I felt so clever as I rode into the playground, and parked my bike with all the others alongside the chain link fence. Since the scarf would have protected my nose, there was no need to run straight into the restroom for emergency washing. I took my time, and walked to my classroom. It was almost time for the bell to ring, so many of my friends and classmates were lining up along the wall in preparation for our teacher to lead us inside.
When I got in line behind a boy I had known since Kindergarten, he turned to see who was there. To this day, I do not believe I have seen such a look of shock on anyone’s face as I saw register on his when he saw me. This boy always had small, almost lidless slits for eyes, and at that moment they popped into huge, round orbs, seemingly unable to blink or fathom what they were seeing. His mouth dropped open, and he raised a hand, pointing at my face. I was dumbstruck, not knowing what was wrong.
Once he was able to draw breath, the laughter began. Which, of course, drew the attention of all the other kids in line. They turned, and followed his accusing finger-pointing right to my puzzled face. More laughter. A lot more laughter. Finally, he clued me in on the joke. “SMUDGE POT FACE!! SMUDGE POT FACE!!”
Oh no. I lowered my head, and ran as fast as I could, with all the kids’ laughter filling my ears and head, straight to the girls’ restroom. Breathless, I dared to look into the mirrors over a line of sinks, and there it was. Smudge Pot Face. Oh no. How could this have happened? How?
From my bottom eyelids down to my chin, there was a smear of black, oily, smudgy residue. I opened my mouth and saw white teeth and a pink tongue; everything else was black. I still am not sure exactly what happened, but evidently my mom’s scarf not only had been covered with smudge as it lay on her chest of drawers overnight, when I wrapped it around my face, and then pedaled my bike to school, smudge still in the air permeated her porous knit scarf, and mixed with my body heat, all of it sort of melting and smearing down my face.
I was too traumatized at my appearance to go to class. As fast as I could, I rode my bike back home, and tore into the house, swearing I was never going to school again. It took a while, but the smudge was cleaned off my face, and I did finally see some humor in it. Later in the day, there were some jokes made about me bobbing for apples in ink, and National Geographic wanting to come photograph me for a Freaks of Nature edition; just lame teasing kids in a family inflict upon each other.
When I returned to school the next day, my friend was waiting by the gate as I rode my bike inside the playground to park it. Always shy and quiet, I could not remember a time he had ever spoken just to me, alone. But that morning, he was on a mission. There was a sincere apology for pointing and laughing, and a solemn promise never to do it again. Then he stuck his hand out, and asked if we could shake on it. Of course we could. And we did. After our reconciliation was complete, he said, “Okay, we’re good; I’ll see you later.” That was it. He turned, ran off to where the boys were playing four square, and we never spoke of it again.

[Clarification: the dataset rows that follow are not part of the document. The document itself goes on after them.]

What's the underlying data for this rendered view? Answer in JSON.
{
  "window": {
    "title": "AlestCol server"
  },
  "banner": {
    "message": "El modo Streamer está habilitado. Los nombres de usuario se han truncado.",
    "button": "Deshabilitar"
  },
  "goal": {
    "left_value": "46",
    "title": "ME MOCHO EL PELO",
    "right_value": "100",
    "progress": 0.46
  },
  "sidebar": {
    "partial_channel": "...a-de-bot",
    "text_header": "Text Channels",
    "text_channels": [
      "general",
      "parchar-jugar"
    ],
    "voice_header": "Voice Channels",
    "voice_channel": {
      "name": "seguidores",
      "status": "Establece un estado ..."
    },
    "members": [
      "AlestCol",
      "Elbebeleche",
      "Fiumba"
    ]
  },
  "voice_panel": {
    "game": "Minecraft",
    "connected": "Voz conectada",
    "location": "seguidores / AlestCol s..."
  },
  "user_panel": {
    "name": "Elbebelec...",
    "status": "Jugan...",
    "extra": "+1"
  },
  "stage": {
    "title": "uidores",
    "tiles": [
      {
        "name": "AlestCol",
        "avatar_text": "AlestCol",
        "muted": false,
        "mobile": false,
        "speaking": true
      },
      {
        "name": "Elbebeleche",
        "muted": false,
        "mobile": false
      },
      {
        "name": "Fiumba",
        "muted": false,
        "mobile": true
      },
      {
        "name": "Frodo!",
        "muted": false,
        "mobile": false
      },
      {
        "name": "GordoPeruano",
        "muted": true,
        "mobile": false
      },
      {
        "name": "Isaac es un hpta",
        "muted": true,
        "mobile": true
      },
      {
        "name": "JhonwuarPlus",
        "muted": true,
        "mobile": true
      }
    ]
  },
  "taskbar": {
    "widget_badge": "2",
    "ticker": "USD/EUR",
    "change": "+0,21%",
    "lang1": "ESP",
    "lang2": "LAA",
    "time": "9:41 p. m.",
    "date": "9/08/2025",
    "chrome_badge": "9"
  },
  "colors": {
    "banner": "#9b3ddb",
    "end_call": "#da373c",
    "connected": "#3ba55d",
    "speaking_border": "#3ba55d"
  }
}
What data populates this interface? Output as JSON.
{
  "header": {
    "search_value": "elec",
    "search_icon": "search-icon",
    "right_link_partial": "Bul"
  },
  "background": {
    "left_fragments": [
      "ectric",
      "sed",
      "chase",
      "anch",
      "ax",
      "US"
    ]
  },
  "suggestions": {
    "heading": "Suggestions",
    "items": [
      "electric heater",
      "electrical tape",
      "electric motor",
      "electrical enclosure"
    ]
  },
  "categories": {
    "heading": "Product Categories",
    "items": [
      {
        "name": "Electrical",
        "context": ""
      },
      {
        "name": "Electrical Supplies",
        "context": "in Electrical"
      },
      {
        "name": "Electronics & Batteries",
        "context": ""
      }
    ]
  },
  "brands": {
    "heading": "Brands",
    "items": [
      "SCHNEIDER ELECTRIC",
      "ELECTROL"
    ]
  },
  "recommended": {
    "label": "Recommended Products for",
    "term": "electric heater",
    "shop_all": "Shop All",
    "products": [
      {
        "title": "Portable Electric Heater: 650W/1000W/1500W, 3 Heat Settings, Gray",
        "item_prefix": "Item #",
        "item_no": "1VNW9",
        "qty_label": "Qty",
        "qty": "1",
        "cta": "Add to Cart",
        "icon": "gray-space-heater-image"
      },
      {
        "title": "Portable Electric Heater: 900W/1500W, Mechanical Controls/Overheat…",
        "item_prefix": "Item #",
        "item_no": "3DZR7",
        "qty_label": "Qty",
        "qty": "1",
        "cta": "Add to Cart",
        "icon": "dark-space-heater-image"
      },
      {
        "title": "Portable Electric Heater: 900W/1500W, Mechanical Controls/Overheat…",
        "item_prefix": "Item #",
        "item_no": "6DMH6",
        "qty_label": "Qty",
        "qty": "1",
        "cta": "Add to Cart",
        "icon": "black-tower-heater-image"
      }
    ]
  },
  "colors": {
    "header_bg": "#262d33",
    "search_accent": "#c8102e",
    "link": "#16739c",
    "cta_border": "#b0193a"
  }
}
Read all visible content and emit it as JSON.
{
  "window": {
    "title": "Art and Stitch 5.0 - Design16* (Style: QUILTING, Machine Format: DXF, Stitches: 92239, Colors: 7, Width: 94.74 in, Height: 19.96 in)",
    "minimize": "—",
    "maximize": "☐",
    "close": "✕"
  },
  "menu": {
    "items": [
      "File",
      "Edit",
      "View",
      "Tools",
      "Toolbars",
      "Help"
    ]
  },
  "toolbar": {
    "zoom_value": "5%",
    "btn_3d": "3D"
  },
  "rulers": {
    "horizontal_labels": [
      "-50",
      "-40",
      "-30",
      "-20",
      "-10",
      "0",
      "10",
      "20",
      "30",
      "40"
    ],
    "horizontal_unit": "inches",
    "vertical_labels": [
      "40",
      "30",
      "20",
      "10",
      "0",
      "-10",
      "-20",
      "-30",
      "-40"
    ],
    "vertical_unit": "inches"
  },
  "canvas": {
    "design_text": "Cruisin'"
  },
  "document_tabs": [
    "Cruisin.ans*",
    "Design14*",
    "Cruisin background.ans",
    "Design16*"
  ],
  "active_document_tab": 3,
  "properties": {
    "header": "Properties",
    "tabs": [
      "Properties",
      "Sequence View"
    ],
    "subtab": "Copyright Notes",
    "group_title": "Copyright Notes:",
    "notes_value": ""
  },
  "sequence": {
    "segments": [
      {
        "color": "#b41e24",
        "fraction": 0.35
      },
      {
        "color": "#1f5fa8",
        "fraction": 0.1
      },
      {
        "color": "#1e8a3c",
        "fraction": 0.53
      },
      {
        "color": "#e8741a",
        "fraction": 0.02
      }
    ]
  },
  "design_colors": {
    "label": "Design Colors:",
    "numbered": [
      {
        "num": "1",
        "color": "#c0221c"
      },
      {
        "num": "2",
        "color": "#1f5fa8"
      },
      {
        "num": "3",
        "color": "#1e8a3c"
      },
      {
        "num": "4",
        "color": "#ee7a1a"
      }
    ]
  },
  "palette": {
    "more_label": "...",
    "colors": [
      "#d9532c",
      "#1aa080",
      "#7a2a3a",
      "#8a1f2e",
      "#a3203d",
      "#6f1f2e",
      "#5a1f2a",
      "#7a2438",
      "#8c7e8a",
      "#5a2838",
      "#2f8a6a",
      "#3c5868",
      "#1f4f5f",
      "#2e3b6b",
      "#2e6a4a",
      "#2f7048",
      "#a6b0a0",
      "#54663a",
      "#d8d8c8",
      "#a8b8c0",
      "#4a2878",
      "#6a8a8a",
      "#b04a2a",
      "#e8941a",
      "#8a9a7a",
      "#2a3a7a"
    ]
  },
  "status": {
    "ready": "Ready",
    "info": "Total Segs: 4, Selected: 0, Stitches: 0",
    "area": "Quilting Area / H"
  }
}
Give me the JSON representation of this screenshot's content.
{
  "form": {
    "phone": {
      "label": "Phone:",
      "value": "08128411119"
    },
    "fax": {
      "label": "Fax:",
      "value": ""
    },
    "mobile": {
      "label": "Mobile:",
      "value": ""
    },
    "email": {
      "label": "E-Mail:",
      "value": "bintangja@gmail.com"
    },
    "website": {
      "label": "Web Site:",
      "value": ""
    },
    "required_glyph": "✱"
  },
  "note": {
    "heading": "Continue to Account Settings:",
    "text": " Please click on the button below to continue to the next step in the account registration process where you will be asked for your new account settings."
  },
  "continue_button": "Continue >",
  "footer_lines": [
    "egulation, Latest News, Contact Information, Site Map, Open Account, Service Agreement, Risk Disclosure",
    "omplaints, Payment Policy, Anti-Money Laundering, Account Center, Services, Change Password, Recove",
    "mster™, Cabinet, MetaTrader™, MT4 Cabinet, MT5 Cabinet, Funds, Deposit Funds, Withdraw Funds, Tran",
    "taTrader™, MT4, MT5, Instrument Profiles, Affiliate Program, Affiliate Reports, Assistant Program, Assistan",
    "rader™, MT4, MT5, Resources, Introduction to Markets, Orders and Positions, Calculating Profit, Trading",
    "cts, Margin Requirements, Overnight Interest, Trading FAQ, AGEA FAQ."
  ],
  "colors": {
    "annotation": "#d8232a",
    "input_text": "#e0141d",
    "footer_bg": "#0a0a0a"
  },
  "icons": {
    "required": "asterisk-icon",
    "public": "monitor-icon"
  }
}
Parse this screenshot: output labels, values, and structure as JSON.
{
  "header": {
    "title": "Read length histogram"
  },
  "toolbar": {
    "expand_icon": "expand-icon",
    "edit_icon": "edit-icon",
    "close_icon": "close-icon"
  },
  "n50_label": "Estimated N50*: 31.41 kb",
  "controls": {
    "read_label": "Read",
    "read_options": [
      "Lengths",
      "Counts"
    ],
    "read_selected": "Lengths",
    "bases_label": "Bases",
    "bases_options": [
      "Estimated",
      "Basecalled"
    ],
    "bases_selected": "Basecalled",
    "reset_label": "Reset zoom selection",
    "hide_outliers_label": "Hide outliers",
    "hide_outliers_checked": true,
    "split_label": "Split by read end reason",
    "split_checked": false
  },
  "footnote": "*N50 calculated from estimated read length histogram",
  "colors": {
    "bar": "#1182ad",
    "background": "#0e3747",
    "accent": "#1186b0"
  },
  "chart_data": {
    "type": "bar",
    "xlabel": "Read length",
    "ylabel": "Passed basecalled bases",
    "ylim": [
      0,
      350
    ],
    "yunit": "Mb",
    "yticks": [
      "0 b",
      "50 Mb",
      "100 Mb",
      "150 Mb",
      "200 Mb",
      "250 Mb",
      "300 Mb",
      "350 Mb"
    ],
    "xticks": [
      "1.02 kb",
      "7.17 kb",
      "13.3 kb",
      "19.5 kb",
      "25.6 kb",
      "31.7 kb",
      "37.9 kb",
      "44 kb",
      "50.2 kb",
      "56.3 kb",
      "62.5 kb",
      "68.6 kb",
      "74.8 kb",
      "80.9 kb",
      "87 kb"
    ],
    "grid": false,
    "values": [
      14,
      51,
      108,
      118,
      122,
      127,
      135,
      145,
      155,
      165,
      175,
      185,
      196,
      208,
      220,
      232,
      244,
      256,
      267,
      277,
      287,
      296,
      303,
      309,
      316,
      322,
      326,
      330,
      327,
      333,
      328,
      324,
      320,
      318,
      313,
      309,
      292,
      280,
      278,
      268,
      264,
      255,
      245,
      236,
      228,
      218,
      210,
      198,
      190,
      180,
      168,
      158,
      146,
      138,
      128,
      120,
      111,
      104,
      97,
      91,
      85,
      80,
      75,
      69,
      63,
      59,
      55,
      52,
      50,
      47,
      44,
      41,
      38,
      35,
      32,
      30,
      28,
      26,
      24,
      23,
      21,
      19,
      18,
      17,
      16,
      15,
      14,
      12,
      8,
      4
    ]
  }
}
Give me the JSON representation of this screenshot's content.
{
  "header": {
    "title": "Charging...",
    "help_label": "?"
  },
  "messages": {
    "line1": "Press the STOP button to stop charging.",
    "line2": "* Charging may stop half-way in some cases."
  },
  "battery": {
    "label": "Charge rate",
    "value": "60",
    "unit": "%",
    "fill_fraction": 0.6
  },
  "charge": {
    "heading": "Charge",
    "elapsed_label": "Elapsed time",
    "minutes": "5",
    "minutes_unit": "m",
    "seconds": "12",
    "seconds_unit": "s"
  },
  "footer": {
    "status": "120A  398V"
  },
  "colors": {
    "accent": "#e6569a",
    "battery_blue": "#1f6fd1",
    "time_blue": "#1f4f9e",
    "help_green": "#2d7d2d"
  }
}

Yesterday, I saw my friend’s name in my hometown newspaper. He had a heart attack, and is gone, now. I think and write often of those long ago days in my little valley town. We had such a good life; orchards were kingdoms in which we played; school was where we learned how to be a community, safe, supported, nurtured; we were taught to resolve our conflict with words and a handshake, forgive, and move forward as we grew into our better selves; and we had friends, unswerving, steadfast, forever friends. It is with a profound sense of gratitude and affection that I remember it all, and believe in the hope of my friend’s words, “We’re good; I’ll see you later.”